Consenting College

Astrid Ressler, Copy Editor

As a highly involved student at SUNY Oneonta, I can say that I have witnessed multiple angles that this college campus takes on the very serious issues of sexual assault and rape involving its student body.

Our Student Code of Conduct, which applies to every individual who is enrolled in classes at SUNY Oneonta, specifies what is considered consent versus what is not considered consent. This includes times when a person is unable to give consent because that particular individual is unconscious, intoxicated, or involuntarily restrained in any way.

Consent can also be taken away at any time if a person changes their mind and does not want to move further or continue with what is happening. They don’t need any explanation if and when they do decide to withdraw their consent. They are also allowed to not give consent to sexual acts performed on prior occasions. Consent on one day does not mean consent for life.

Coercion or force does not constitute consent in any situation, at any time, ever.

As an Orientation Leader for the campus during  summer breaks, I have taken note of what information we provide to incoming students about sex and sexual assault. The school puts on a presentation for its students which aims to compare the act of ordering a pizza to the act of giving sexual consent.

An example of this is saying that someone may like extra cheese and peppers on a pizza, but they are going to share this pizza with someone who likes extra cheese and spinach instead. In order to please both parties, a compromise has to be made. If someone doesn’t like to eat peppers, you cannot force them to eat peppers. Similarly, if someone is comfortable doing one sexual act (extra cheese), but not something else (peppers), they cannot be forced to do it. That is consent!

We, as Orientation Leaders, also perform a skit that plays out the morning after for a student who had gone out to a bar with some friends but is walked home by someone whom they just met. This new person coerces themsleves into the girl’s room. The girl, who is too intoxicated to push him away, gets raped.

I don’t feel that this information gets absorbed into the minds of the incoming students this way. They are much more focused on registering for classes and trying to make friends at orientation.

Working for the Admission’s Office as a campus tour guide, we are instructed to always mention the blue lights that the campus has scattered across the property to assist students. If any individual were to feel unsafe at any time, or see something happening that makes them uncomfortable, or think that they are in a dangerous situation, they can use the blue lights to alert the SUNY Oneonta campus police.
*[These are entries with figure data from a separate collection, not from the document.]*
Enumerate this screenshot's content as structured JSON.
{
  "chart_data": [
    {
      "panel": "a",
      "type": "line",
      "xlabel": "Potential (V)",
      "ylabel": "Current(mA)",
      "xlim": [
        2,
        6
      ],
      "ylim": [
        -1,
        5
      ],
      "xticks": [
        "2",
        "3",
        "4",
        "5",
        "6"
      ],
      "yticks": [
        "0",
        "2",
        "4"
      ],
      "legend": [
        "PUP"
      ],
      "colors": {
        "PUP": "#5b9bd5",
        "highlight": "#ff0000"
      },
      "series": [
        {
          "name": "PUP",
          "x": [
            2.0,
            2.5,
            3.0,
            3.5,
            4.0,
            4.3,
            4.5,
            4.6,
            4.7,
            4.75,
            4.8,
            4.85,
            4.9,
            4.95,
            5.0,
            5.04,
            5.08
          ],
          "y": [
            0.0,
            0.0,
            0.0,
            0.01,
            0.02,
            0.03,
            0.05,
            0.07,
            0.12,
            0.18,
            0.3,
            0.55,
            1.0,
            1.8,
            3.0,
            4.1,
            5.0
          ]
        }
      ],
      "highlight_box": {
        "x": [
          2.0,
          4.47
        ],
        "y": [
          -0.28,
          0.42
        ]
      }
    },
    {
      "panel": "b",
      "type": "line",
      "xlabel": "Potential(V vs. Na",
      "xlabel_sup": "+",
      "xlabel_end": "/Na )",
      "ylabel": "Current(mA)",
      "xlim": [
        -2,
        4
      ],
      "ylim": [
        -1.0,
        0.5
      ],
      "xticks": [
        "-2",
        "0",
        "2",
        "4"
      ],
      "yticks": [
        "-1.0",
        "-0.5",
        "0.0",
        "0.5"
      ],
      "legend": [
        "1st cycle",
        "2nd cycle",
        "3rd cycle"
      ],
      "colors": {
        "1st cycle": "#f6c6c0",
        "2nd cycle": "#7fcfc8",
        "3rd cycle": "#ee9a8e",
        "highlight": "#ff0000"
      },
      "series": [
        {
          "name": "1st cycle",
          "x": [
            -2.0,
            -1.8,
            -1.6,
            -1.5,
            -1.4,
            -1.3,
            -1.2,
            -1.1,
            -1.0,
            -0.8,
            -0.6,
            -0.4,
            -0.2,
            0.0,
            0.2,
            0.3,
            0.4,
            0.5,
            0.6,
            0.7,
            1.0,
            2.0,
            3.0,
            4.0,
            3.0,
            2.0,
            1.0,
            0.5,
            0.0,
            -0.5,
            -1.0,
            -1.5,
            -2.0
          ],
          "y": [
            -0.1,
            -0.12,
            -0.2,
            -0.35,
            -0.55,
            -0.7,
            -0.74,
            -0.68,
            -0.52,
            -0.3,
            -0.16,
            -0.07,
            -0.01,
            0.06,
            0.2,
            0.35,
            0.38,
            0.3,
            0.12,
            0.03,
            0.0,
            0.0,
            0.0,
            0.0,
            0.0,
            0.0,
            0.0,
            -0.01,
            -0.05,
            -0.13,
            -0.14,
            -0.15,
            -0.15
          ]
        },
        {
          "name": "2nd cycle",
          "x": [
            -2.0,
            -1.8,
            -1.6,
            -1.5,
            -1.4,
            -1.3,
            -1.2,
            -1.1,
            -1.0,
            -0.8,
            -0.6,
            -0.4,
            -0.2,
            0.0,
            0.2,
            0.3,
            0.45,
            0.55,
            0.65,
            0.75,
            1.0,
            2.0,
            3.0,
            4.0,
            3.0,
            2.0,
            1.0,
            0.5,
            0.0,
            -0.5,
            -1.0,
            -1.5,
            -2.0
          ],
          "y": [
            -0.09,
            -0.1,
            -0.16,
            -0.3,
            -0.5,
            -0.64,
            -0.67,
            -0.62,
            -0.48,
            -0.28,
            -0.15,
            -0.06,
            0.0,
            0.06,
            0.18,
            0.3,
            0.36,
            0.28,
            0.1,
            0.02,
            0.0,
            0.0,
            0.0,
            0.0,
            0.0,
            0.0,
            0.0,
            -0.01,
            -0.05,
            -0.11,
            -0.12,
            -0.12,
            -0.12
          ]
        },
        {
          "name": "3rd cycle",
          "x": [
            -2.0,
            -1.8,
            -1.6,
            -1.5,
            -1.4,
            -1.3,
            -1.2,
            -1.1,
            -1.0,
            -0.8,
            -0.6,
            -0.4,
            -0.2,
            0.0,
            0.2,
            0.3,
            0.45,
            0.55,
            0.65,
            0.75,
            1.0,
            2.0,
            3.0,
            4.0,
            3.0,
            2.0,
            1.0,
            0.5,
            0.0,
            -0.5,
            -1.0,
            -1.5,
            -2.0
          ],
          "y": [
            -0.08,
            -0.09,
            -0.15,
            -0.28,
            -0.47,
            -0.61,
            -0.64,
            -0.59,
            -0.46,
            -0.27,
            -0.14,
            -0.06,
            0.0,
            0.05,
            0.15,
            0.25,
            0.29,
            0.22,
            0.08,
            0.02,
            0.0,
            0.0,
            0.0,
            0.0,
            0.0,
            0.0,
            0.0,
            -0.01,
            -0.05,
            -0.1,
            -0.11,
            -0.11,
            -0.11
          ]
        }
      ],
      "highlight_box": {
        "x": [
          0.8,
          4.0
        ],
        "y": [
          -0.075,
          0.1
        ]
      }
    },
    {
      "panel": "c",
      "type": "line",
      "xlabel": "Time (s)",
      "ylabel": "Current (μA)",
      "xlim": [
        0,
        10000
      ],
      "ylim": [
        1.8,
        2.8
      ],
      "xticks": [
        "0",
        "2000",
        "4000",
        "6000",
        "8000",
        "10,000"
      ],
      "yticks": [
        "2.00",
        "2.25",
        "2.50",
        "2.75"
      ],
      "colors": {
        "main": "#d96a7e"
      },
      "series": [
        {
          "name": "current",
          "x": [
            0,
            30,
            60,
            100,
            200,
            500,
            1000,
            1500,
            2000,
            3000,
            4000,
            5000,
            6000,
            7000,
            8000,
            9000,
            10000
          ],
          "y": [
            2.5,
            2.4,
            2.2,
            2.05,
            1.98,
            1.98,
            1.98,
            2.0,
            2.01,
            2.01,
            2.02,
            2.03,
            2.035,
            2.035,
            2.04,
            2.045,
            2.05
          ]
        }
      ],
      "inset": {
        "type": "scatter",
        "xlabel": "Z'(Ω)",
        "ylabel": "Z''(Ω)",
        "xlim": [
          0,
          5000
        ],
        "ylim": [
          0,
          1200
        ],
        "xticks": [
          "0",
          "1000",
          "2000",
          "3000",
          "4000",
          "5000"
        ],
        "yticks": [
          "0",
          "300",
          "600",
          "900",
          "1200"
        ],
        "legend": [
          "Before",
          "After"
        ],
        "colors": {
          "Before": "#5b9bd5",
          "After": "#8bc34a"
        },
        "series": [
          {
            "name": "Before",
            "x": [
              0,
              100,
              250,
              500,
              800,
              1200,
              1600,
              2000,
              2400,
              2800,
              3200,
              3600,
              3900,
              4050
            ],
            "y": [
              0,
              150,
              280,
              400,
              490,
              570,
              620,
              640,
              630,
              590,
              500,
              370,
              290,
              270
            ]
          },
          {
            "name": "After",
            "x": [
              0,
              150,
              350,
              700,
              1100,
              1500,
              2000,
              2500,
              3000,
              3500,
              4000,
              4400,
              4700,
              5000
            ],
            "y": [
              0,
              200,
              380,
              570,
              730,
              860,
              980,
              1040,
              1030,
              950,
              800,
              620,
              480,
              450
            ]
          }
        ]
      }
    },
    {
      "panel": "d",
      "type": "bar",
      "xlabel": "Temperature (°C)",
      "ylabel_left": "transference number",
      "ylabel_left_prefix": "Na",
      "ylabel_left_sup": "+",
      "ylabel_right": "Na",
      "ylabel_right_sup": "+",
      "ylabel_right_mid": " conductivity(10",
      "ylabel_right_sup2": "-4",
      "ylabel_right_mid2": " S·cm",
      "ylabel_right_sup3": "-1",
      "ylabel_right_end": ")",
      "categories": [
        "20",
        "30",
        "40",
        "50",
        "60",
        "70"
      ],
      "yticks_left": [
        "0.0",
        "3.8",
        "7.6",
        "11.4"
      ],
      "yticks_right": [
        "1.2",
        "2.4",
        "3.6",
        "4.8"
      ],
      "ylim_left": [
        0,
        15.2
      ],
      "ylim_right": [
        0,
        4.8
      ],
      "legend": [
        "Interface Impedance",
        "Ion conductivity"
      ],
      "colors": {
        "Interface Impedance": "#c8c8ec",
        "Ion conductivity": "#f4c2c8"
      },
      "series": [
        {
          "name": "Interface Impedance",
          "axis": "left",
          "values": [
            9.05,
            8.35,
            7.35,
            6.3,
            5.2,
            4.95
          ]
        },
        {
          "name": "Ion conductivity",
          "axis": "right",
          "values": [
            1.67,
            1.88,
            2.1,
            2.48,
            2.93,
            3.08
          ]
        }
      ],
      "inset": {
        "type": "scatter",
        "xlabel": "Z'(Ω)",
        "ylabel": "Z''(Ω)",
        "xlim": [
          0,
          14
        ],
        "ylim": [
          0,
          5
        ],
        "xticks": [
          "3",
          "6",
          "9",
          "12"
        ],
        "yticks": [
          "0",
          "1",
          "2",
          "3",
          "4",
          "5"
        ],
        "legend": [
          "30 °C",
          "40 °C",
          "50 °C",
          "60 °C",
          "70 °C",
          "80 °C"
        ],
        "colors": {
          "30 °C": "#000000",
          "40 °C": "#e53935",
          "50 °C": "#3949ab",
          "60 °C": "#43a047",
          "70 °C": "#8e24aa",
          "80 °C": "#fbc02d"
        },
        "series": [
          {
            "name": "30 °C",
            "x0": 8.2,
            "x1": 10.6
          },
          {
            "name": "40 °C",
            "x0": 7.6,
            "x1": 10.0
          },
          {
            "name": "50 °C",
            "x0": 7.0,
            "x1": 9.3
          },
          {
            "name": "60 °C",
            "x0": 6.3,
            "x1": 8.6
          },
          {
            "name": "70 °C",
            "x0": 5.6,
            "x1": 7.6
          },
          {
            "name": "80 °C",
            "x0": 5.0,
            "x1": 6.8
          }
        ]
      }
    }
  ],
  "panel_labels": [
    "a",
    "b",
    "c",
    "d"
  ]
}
Preventative measures are always good to put in place in order to avoid unwanted behavior on the campus and among students, but the presentations and the blue lights are not stopping sexual assault and rape from happening here.

The ways in which this campus is trying to encourage students to report sexual assault and rape are not working.

From experience, SUNY Oneonta does not always take such crimes seriously even if they are reported. There needs to be better training and teaching for students and professional staff alike in order to recognize dangerous situations and students who are in distress.

As an English student, it breaks my spirit to know that a professor from my department can sit on the judicial board for the campus and not believe students who report these kinds of incidents. This leaves the victims to be exposed to ridicule and harassment while also forcing them to see their attacker on campus every day.

Depending on how a student feels about what has happened to them, seeing such a person around and in their environment would most certainly hinder a student’s class studies and campus participation. It also has the potential to impede on their sleeping and eating habits if their thoughts are so consumed by the chance of seeing their assailant in places where they should feel safe and secure.

Being a part of both the campus radio station as well as the campus newspaper, late nights are inevitable for me. Many students have late classes or study in the library particularly late, leading them to walk alone late at night, which popular statistics show put them at more risk for sexual assault and rape.

Doesn’t say there is something seriously wrong about our society?

The University Police website provides their statistics recorded last year to show just how many instances of sexual misconduct, sexual assault, and rape had been taken to the judicial board.

In 2014, SUNY Oneonta had nine guilty verdicts of sexual misconduct and two rape verdicts for a campus of just under 6,000 students. These are also the only times in which the crimes were reported for the campus to look into. Imagine how many more went unreported.

It is terrifying to know that some students on this campus have been found not guilty despite the fact that they committed such terrible crimes against another student. And since they got away with it, who’s to say they won’t do it again?

This campus needs to make more changes in order to keep us safe.